SOUTH SALT LAKE, Utah (ABC 4 News) - Police in one Utah city are winning the fight against crime, one street corner at a time. The latest victory – saving the liquor store.
ABC 4 news and abc4.com reported June 22, 2010 Utah’s Department of Beverage Control Board voted to reverse its proposal to close the South Salt Lake liquor store to cut the budget. One of the store’s champions – South Salt Lake’s police chief. He told the board the neighborhood needed the store to deter crime.
How does a liquor store fight crime?
"It's a business that brings people to the area,” says South Salt Lake Executive Officer Glen Keller. “That influx of people in and out of the area deters crime."
South Salt Lake needs all the help it can get.
"I don't like this area,” says former resident Tyrone Townsend. “There’s too much crime. I grew up here. I had to get out of here.”
"There was a point in time when we had high crime rates in South Salt Lake,” says Keller. “I won't deny that."
Things have changed. South Salt Lake police report a drop in overall crime of 19% in the past three years. Crime Tracker shows the trend continues. Within one mile of the state liquor store, three crimes in 30 days. CrimeReports.com statistics show South Salt Lake is one of the lowest crime areas of any metropolitan city in Utah.
"This was the source of a lot of problems for a number of years," says Keller, pointing out any empty lot on the corner of State Street and 3,700 South.
The building that used to be here housed one-room apartments occupied mostly by criminals who committed countless drug crimes. Now, it’s gone. Keller says South Salt Lake's Community Resources Division cleaned it up, eliminating a crime magnet.

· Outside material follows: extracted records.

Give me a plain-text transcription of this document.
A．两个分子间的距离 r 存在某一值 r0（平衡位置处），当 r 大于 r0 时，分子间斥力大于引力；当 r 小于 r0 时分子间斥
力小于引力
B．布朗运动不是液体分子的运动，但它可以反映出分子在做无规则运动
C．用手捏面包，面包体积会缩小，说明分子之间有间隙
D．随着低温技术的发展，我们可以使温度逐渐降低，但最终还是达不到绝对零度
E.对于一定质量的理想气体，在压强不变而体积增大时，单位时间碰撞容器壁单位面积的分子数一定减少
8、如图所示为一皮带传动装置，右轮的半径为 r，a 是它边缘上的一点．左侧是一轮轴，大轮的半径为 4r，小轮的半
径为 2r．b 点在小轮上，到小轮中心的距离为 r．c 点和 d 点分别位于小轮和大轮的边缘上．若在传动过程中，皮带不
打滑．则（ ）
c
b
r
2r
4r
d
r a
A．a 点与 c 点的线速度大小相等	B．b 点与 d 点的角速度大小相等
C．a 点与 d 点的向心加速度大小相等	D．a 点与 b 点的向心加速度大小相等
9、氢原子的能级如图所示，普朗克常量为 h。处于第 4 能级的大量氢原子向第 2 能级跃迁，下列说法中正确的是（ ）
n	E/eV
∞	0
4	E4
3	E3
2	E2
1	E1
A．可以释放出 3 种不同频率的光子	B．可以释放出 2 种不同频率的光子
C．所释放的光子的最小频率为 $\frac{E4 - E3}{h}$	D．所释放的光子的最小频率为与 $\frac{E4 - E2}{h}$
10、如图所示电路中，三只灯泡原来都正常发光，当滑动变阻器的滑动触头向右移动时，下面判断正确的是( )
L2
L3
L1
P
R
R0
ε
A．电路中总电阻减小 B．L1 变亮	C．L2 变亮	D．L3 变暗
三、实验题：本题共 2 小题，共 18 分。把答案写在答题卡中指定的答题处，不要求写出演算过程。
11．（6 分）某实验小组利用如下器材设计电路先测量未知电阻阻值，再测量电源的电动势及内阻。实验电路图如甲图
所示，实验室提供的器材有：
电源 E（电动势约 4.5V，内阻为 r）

Others remain - vacant buildings that attract the wrong people. A former department store is now empty, a problem spot that spans a city block.
“We’ve got to put extra patrols on that address,” says Keller. “Plenty of people can hide in there and on the roof and engage in all sorts of activity.”
Police call it the broken window syndrome. A building is abandoned. Someone throws a rock and breaks a window. That becomes an invitation to other vandals to move in. The crime begins.
Police say saving the liquor store saves the entire neighborhood.
"You have a good business base here,” says Keller as we walk Miller Avenue in front of the store. “People come in and out of here. They watch what’s going on. They're our eyes and ears on the street."
The only complaint about the liquor store comes from the veterinarian next door, who objects to empty whiskey bottles on his property. Other than that statistics and appearances seem to suggest crime is moving out of South Salt Lake - something not many people in this city have heard in a long time.